I sometimes read movie reviews on a site called Christian Spotlight on the Movies. The review for Hostiles, written by Francisco Gomez, Jr., gives it a moral rating of Very Offensive, but a moviemaking quality of 4.5 stars (out of 5). When I read the review, it was obvious to me that Gomez liked it, moral rating notwithstanding. The protagonists in the story are

  • Captain Joseph Blocker, a US army official with years of brutal and bloody struggle with savage Native Americans
  • Cheyenne Chief Yellow Hawk, who along with his family, were imprisoned by US army forces for past “war crimes”
  • Rosalie Quaid, who lost her entire family to a war party of Comanches

This excerpt from Gomez’s review drew me in: “At its core, “Hostiles” is a story of faith, compassion, and peace. Blocker’s journey is an introspective one as much as physical. He resents Yellow Hawk for taking the lives of many of his fellow soldiers. Blocker’s job as a soldier requires him to take native lives, and he does so in as brutal manner, just as the “savage natives” do. Thus, the line between soldiers and the “hostiles” is blurred. The difficult journey forces the detail and the natives to view things from each other’s perspective. In this manner, the film manages to be more objective in its portrayal of settlement.
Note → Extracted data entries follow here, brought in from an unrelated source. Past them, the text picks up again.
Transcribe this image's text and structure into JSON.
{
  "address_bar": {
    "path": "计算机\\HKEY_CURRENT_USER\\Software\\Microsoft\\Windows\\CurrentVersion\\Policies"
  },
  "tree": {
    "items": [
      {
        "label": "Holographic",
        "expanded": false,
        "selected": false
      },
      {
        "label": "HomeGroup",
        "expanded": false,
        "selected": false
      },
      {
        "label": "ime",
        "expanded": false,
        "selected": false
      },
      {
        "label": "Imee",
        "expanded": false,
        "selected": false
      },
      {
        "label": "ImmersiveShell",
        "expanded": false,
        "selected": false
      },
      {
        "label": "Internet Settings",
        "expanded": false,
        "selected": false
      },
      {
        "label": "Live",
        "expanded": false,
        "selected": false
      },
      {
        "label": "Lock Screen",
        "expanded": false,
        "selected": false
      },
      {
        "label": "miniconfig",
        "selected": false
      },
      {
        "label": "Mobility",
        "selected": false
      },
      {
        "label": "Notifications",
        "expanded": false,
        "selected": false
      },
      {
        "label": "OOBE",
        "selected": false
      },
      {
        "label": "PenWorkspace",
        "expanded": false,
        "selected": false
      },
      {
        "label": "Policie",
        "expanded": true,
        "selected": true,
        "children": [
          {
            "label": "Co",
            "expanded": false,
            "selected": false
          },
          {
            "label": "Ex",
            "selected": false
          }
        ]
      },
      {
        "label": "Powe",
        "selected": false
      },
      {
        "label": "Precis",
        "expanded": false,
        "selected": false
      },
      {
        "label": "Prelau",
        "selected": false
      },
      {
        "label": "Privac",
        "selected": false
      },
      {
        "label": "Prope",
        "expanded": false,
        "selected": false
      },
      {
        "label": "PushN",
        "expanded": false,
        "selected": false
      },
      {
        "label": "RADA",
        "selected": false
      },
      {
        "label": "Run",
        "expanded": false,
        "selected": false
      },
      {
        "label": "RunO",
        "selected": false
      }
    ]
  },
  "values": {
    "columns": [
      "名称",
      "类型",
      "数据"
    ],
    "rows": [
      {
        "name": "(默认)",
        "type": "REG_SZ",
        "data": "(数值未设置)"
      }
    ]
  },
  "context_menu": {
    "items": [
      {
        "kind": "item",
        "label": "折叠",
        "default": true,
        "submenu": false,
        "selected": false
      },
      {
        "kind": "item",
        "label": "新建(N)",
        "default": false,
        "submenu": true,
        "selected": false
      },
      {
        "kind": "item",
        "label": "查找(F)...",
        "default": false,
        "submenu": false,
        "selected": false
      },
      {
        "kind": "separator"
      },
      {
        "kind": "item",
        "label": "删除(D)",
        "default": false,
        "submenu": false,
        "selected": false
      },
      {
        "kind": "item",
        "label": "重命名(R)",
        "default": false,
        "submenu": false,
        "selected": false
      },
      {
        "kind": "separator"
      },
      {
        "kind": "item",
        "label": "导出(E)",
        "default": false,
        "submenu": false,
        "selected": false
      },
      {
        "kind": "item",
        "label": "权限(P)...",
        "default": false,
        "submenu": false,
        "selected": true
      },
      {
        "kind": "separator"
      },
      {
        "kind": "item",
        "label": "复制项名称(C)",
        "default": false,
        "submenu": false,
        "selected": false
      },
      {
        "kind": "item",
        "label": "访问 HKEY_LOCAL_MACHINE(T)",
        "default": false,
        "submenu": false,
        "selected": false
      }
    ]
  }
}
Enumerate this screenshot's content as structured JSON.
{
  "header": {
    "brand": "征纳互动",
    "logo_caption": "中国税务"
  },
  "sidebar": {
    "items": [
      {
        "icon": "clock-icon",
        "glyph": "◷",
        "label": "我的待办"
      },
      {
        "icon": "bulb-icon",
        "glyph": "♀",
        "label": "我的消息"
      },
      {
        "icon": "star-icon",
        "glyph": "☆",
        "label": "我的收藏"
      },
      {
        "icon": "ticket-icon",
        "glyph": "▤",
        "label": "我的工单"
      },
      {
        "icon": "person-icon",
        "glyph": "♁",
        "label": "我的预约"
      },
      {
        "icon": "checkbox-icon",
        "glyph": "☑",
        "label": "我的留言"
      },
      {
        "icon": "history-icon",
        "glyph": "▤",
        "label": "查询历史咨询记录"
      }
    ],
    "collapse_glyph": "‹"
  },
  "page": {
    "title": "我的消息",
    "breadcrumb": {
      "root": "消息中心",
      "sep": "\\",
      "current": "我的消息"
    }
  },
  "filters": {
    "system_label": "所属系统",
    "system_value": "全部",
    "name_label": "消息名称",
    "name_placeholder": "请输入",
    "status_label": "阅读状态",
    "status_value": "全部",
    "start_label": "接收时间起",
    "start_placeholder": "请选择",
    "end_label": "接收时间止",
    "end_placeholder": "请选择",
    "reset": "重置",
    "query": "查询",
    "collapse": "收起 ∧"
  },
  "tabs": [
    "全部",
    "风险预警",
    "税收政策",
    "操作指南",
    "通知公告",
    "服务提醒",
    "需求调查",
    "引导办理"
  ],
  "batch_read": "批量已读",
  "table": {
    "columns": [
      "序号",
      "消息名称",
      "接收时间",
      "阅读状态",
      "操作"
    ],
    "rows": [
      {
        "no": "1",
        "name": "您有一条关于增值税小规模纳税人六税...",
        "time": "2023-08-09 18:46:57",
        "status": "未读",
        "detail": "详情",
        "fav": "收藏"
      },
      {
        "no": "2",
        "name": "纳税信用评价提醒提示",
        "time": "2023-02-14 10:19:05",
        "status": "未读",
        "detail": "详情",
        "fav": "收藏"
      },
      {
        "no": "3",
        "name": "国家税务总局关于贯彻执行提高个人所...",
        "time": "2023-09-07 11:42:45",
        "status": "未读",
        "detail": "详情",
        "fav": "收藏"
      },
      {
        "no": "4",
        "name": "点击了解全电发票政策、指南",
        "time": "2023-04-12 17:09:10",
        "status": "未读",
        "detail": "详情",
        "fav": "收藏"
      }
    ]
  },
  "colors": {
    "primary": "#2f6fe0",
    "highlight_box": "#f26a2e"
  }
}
The lack of dogma in the story allows for the film’s performances and visuals to shine.

 

Though we don’t see a resolution of hostilities between the Jews and Samaritans in Luke 10 (or anywhere else, for that matter–watch Mark Scott’s sermon to see Dr. Bruce Parmenter’s imagined “rest of the story”), there IS such a resolution in the story of Hostiles. As Gomez stated, the lines between the soldiers and the “hostiles” was blurred. The movie’s poster, outside the screening room said “We are all . . . HOSTILES. That seems to be good theology to me. The Pauline command in Philippians 2:3-4 (NIV says, “Do nothing out of selfish ambition or vain conceit. Rather, in humility value others above yourselves, not looking to your own interests but each of you to the interests of others.”) When Paul mentions others, he is referring to others, not just to others who are like us. It is time for us to begin to practice that, both locally and globally.